Traveller's tales

Wednesday, May 24, 2006

'And he painted matchstick men and matchstick cats and dogs.'

L.S. Lowry, whose paintings are so revered and loved (see walking Lowry characters above)

by everyone from Salford and Manchester, as well as every town and village in the north west of England, lived most of his life in Salford. In the latter part of his life though, he lived in a stone house near the centre of the little village of Mottram in Longdendale, north east of Manchester, and on the road to Derbyshire and the Peak District.

Travelling on the number 6 bus from Stalybridge to the Derbyshire milltown of Glossop at the foot of the High Peak, I always looked out for two things en route. One was the petrified frog in the walls of Mottram Cutting, called 'Deep Cutting' by locals, and the other was Lowry's house on the right going towards the crossroads at the centre of the busy village.

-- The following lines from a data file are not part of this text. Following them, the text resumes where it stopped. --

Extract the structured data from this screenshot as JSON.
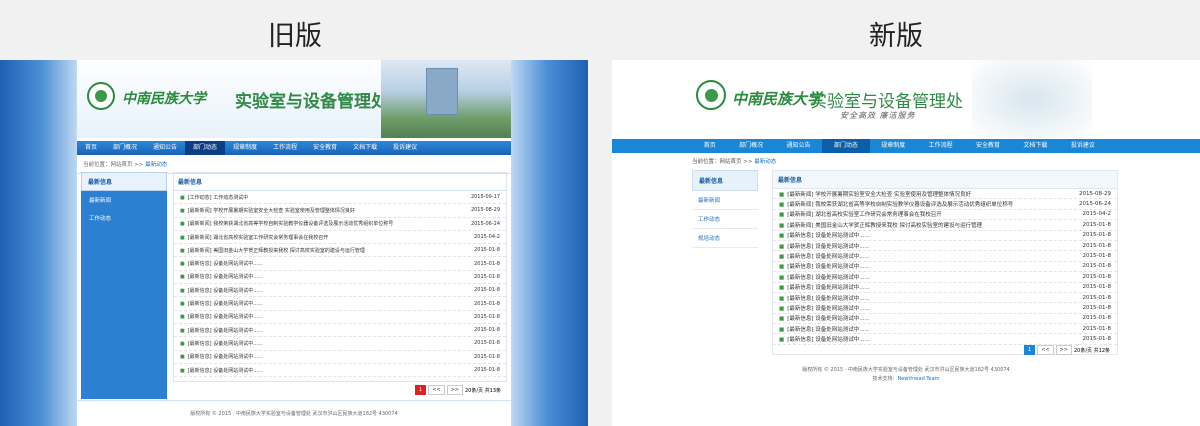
{
  "labels": {
    "old": "旧版",
    "new": "新版"
  },
  "brand": {
    "calligraphy": "中南民族大学",
    "dept": "实验室与设备管理处",
    "slogan": "安全高效 廉洁服务"
  },
  "nav": [
    "首页",
    "部门概况",
    "通知公告",
    "部门动态",
    "规章制度",
    "工作流程",
    "安全教育",
    "文档下载",
    "投诉建议"
  ],
  "crumb": {
    "prefix": "当前位置：网站首页 >> ",
    "current": "最新动态"
  },
  "old": {
    "side_title": "最新信息",
    "side_items": [
      "最新新闻",
      "工作动态"
    ],
    "main_title": "最新信息",
    "rows": [
      {
        "t": "[工作动态] 工作动态测试中",
        "d": "2015-09-17"
      },
      {
        "t": "[最新新闻] 学校开展暑期实验室安全大检查 实验室使用及管理整体情况良好",
        "d": "2015-08-29"
      },
      {
        "t": "[最新新闻] 我校荣获湖北省高等学校自制实验教学仪器设备评选及展示活动优秀组织单位称号",
        "d": "2015-06-24"
      },
      {
        "t": "[最新新闻] 湖北省高校实验室工作研究会常务理事会在我校召开",
        "d": "2015-04-2"
      },
      {
        "t": "[最新新闻] 美国旧金山大学贺正辉教授来我校 探讨高校实验室的建设与运行管理",
        "d": "2015-01-8"
      },
      {
        "t": "[最新信息] 设备处网站测试中......",
        "d": "2015-01-8"
      },
      {
        "t": "[最新信息] 设备处网站测试中......",
        "d": "2015-01-8"
      },
      {
        "t": "[最新信息] 设备处网站测试中......",
        "d": "2015-01-8"
      },
      {
        "t": "[最新信息] 设备处网站测试中......",
        "d": "2015-01-8"
      },
      {
        "t": "[最新信息] 设备处网站测试中......",
        "d": "2015-01-8"
      },
      {
        "t": "[最新信息] 设备处网站测试中......",
        "d": "2015-01-8"
      },
      {
        "t": "[最新信息] 设备处网站测试中......",
        "d": "2015-01-8"
      },
      {
        "t": "[最新信息] 设备处网站测试中......",
        "d": "2015-01-8"
      },
      {
        "t": "[最新信息] 设备处网站测试中......",
        "d": "2015-01-8"
      }
    ],
    "footer": "版权所有 © 2015 · 中南民族大学实验室与设备管理处 武汉市洪山区民族大道182号 430074"
  },
  "new": {
    "side_title": "最新信息",
    "side_items": [
      "最新新闻",
      "工作动态",
      "规培动态"
    ],
    "main_title": "最新信息",
    "rows": [
      {
        "t": "[最新新闻] 学校开展暑期实验室安全大检查 实验室使用及管理整体情况良好",
        "d": "2015-08-29"
      },
      {
        "t": "[最新新闻] 我校荣获湖北省高等学校自制实验教学仪器设备评选及展示活动优秀组织单位称号",
        "d": "2015-06-24"
      },
      {
        "t": "[最新新闻] 湖北省高校实验室工作研究会常务理事会在我校召开",
        "d": "2015-04-2"
      },
      {
        "t": "[最新新闻] 美国旧金山大学贺正辉教授来我校 探讨高校实验室的建设与运行管理",
        "d": "2015-01-8"
      },
      {
        "t": "[最新信息] 设备处网站测试中......",
        "d": "2015-01-8"
      },
      {
        "t": "[最新信息] 设备处网站测试中......",
        "d": "2015-01-8"
      },
      {
        "t": "[最新信息] 设备处网站测试中......",
        "d": "2015-01-8"
      },
      {
        "t": "[最新信息] 设备处网站测试中......",
        "d": "2015-01-8"
      },
      {
        "t": "[最新信息] 设备处网站测试中......",
        "d": "2015-01-8"
      },
      {
        "t": "[最新信息] 设备处网站测试中......",
        "d": "2015-01-8"
      },
      {
        "t": "[最新信息] 设备处网站测试中......",
        "d": "2015-01-8"
      },
      {
        "t": "[最新信息] 设备处网站测试中......",
        "d": "2015-01-8"
      },
      {
        "t": "[最新信息] 设备处网站测试中......",
        "d": "2015-01-8"
      },
      {
        "t": "[最新信息] 设备处网站测试中......",
        "d": "2015-01-8"
      },
      {
        "t": "[最新信息] 设备处网站测试中......",
        "d": "2015-01-8"
      }
    ],
    "footer": "版权所有 © 2015 · 中南民族大学实验室与设备管理处 武汉市洪山区民族大道182号 430074",
    "support_prefix": "技术支持：",
    "support_team": "Newthread Team"
  },
  "pager": {
    "current": "1",
    "prev": "<<",
    "next": ">>",
    "info_old": "20条/页 共13条",
    "info_new": "20条/页 共12条"
  }
}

Later, taking my wife around the gallery in Salford Quays that bears his name and holds his paitings and sketches, I look at pictures of an age that is gone in these parts.

At five o'clock, when the mills turned out their workers, it was said that the main street of nearby Lees was flooded with lads and lasses rushing to get home for their tea. Today, no mill buzzers sound at five, or any other time, for that matter, though High Street in Lees does fill up - with traffic. People still have to work, but the number of places they are employed in has probably trebled.

Lowry came from different days, and his work, though still popular with many, is probably not as popular with those of us who missed living though those days. To younger audiences, his paintings must look like lunar landscapes. Actually, that is what they most probably looked like to those peopling them; it's strange what you can get used to, isn't it?